Throughout his controversial career, McMahon has faced odds and weathered various scandals while building the world’s largest professional wrestling operation.
According to the SEC, the settlement agreements required McMahon to pay $3 million to a former female employee and $7.5 million to a female contractor; in exchange they would not disclose their allegations of misconduct, relationship or file claims against McMahon or WWE.
The agency said WWE overstated its 2018 income by some 8% and its 2021 net income by about 1.7%
In 2022, an investigation by WWE’s board found that McMahon made at least $14.6 million in payments between 2006 and 2022 for “alleged misconduct,” according to regulatory filings.
The settlements were made to women, including WWE employees, who alleged that McMahon initiated unwanted sexual contact and coerced women into performing sexual acts; in one case a woman claimed that McMahon sent her unsolicited nude photos of himself, as first reported by the Wall Street Journal.
The allegations sparked investigations by the Justice Department and the SEC.
McMahon had issued statements denying the allegations. “I am confident that the government’s investigation will be resolved without any findings of wrongdoing,” McMahon said at the time in a statement to The Times.
Although McMahon denied the allegations that he had paid hush money to squash sexual misconduct claims, he stepped down from WWE in 2022. However, the following January he orchestrated his return as chairman.
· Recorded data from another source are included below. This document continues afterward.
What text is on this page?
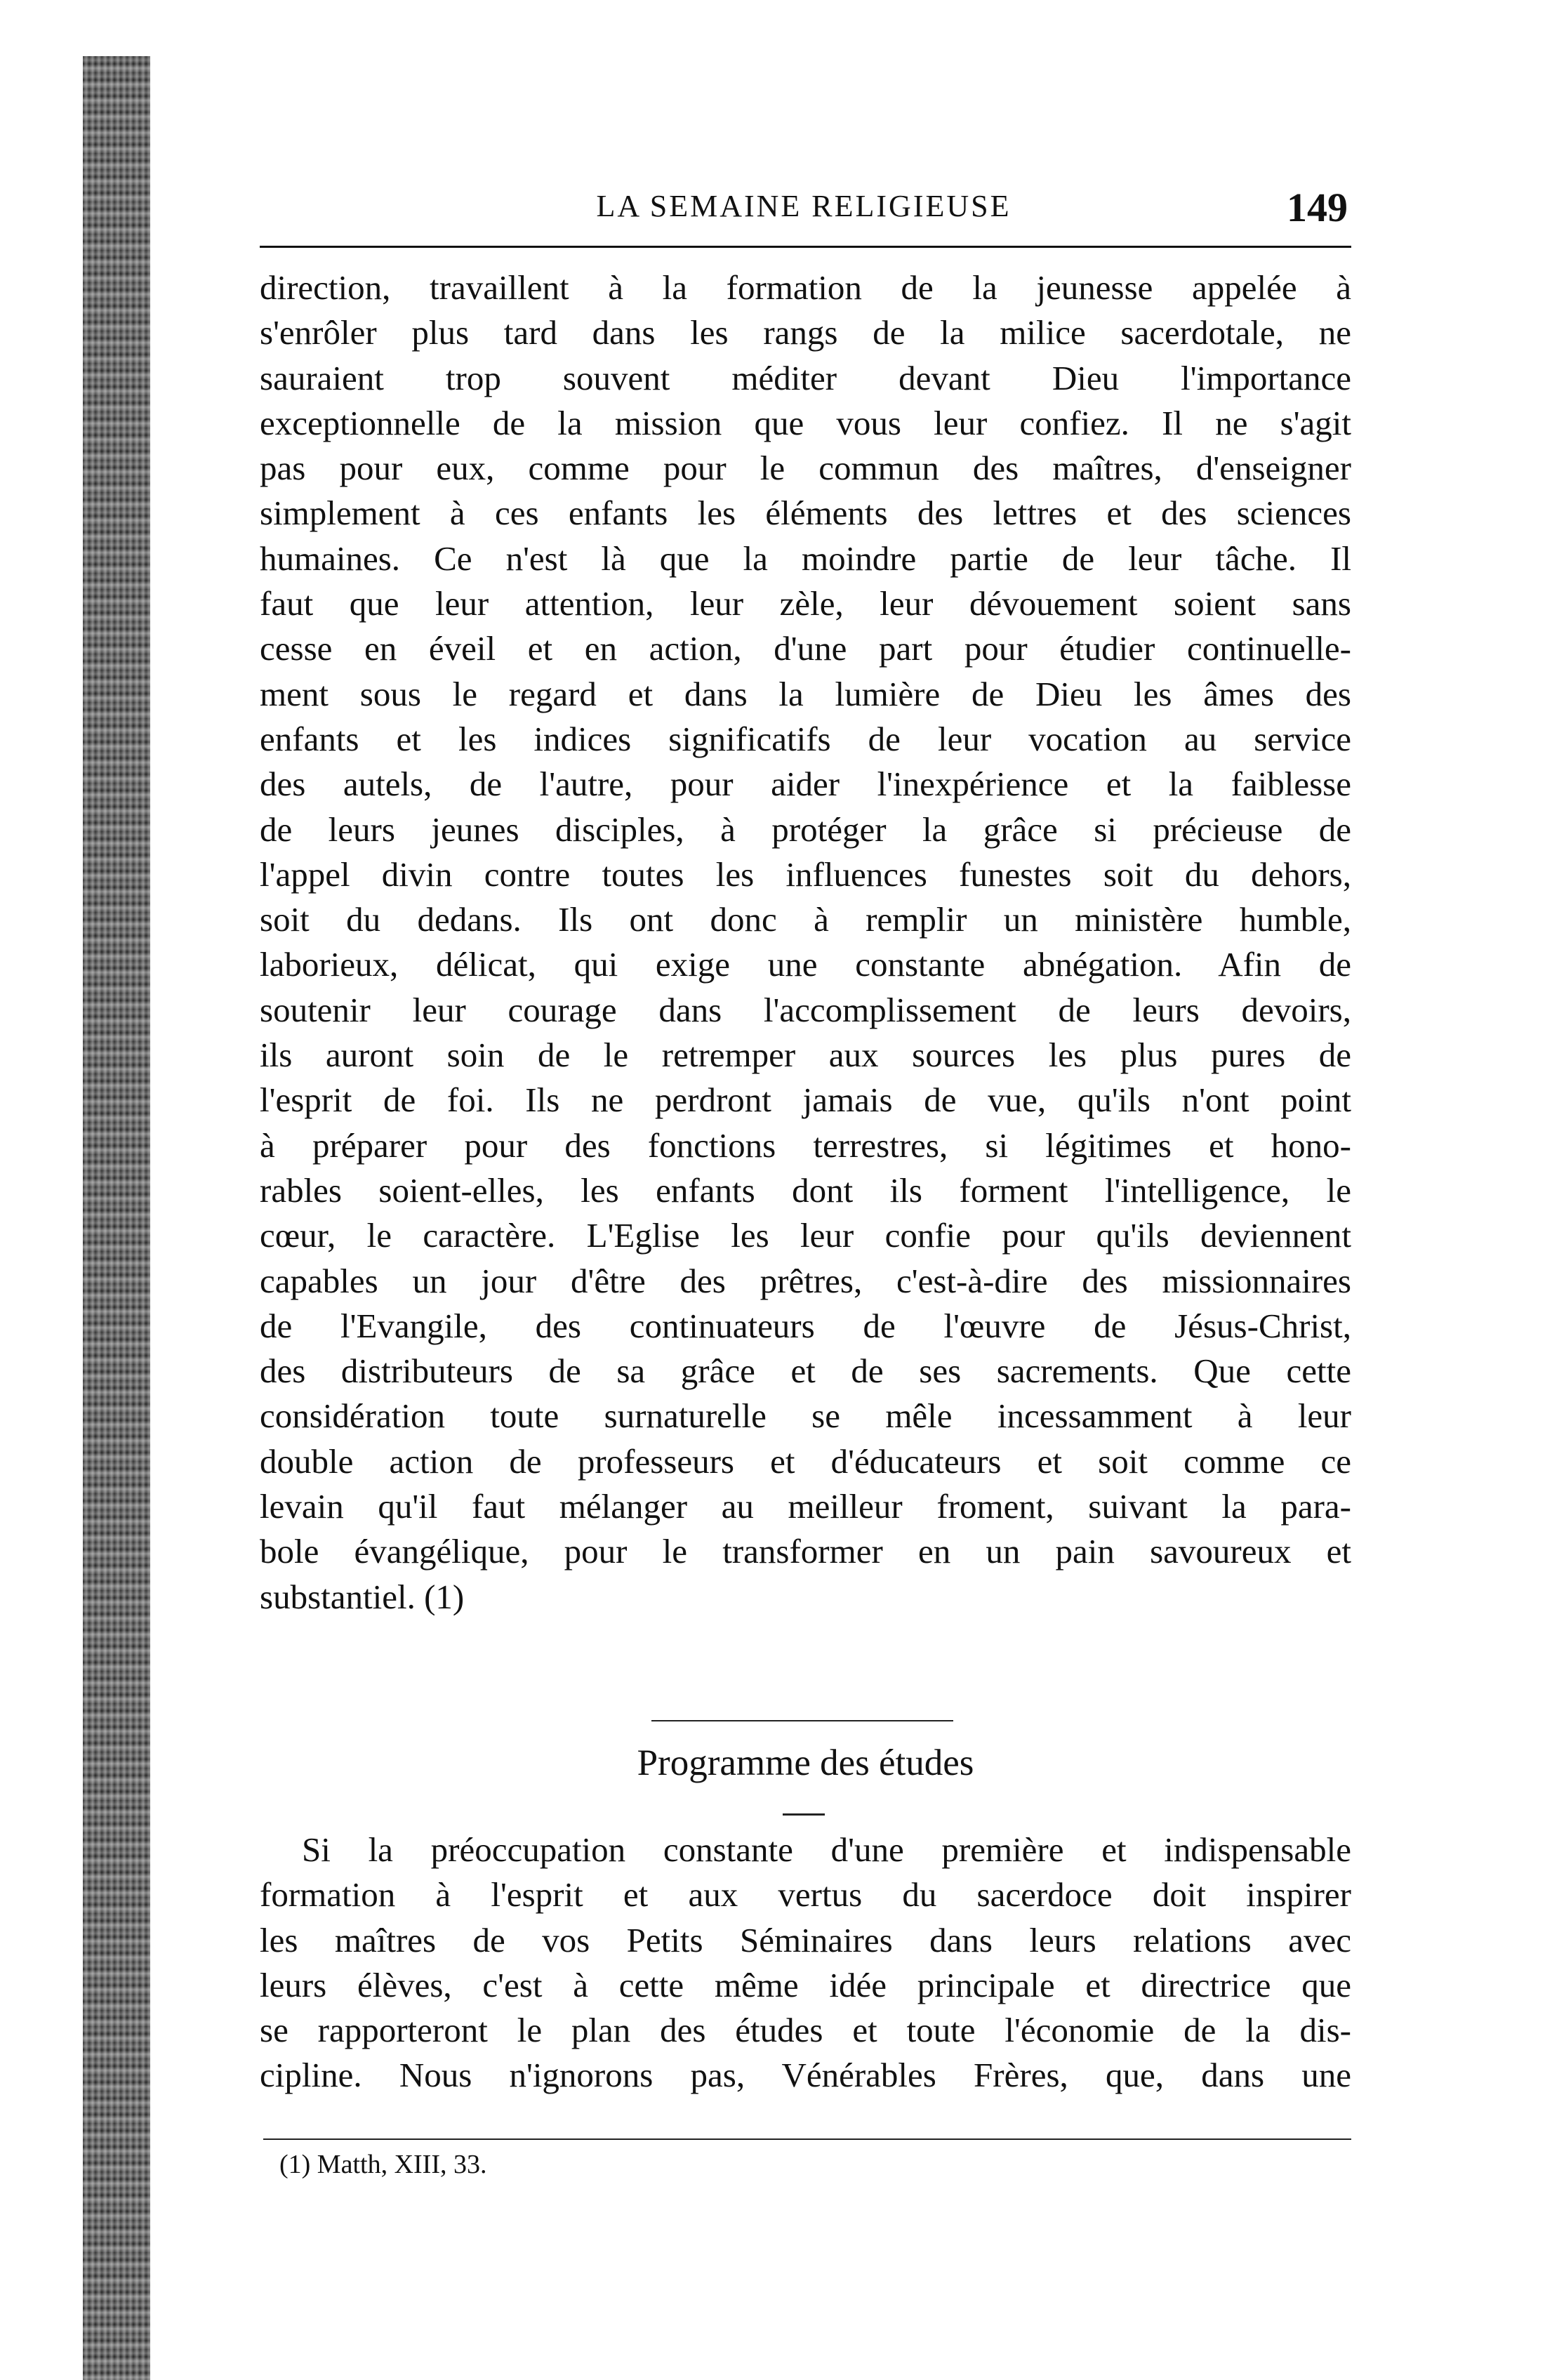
LA SEMAINE RELIGIEUSE	149
direction, travaillent à la formation de la jeunesse appelée à
s'enrôler plus tard dans les rangs de la milice sacerdotale, ne
sauraient trop souvent méditer devant Dieu l'importance
exceptionnelle de la mission que vous leur confiez. Il ne s'agit
pas pour eux, comme pour le commun des maîtres, d'enseigner
simplement à ces enfants les éléments des lettres et des sciences
humaines. Ce n'est là que la moindre partie de leur tâche. Il
faut que leur attention, leur zèle, leur dévouement soient sans
cesse en éveil et en action, d'une part pour étudier continuelle-
ment sous le regard et dans la lumière de Dieu les âmes des
enfants et les indices significatifs de leur vocation au service
des autels, de l'autre, pour aider l'inexpérience et la faiblesse
de leurs jeunes disciples, à protéger la grâce si précieuse de
l'appel divin contre toutes les influences funestes soit du dehors,
soit du dedans. Ils ont donc à remplir un ministère humble,
laborieux, délicat, qui exige une constante abnégation. Afin de
soutenir leur courage dans l'accomplissement de leurs devoirs,
ils auront soin de le retremper aux sources les plus pures de
l'esprit de foi. Ils ne perdront jamais de vue, qu'ils n'ont point
à préparer pour des fonctions terrestres, si légitimes et hono-
rables soient-elles, les enfants dont ils forment l'intelligence, le
cœur, le caractère. L'Eglise les leur confie pour qu'ils deviennent
capables un jour d'être des prêtres, c'est-à-dire des missionnaires
de l'Evangile, des continuateurs de l'œuvre de Jésus-Christ,
des distributeurs de sa grâce et de ses sacrements. Que cette
considération toute surnaturelle se mêle incessamment à leur
double action de professeurs et d'éducateurs et soit comme ce
levain qu'il faut mélanger au meilleur froment, suivant la para-
bole évangélique, pour le transformer en un pain savoureux et
substantiel. (1)
Programme des études
Si la préoccupation constante d'une première et indispensable
formation à l'esprit et aux vertus du sacerdoce doit inspirer
les maîtres de vos Petits Séminaires dans leurs relations avec
leurs élèves, c'est à cette même idée principale et directrice que
se rapporteront le plan des études et toute l'économie de la dis-
cipline. Nous n'ignorons pas, Vénérables Frères, que, dans une
(1) Matth, XIII, 33.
On Monday, WWE “Raw” will stream exclusively on Netflix. The wrestling franchise is hoping for a huge global and multigenerational audience following years of success on TV and drama inside and outside the ring.
In April 2023, he agreed to merge WWE with the Ultimate Fighting Championship to form a new publicly traded company, TKO Group Holdings, worth $21.4 billion. The new entity launched that September. It is controlled by Endeavor Group, the entertainment giant headed by Hollywood power broker Ari Emanuel. McMahon stayed on as executive chairman of the board.
Within months, however, McMahon once against stepped down from the company after a former WWE employee, Janel Grant, sued the company, McMahon and former head of talent relations John Laurinaitis, alleging sexual assault, trafficking and emotional abuse. Grant claimed that McMahon agreed to pay her $3 million in exchange for her silence.
At the time of Grant’s suit, a spokesperson for McMahon said in a statement to The Times that her lawsuit was “replete with lies, obscene made-up instances that never occurred, and a vindictive distortion of the truth.”
“During his time leading WWE, Vince McMahon acted as if rules did not apply to him, and now we have confirmation that he repeatedly broke the law to cover up his horrifying behavior, including human trafficking,” Ann Callis, Grant’s attorney, said in a statement Friday. “The SEC’s charges prove that the NDA [nondisclosure agreement] Vince McMahon coerced Ms. Grant into signing violates the law, and therefore her case must be heard in court.”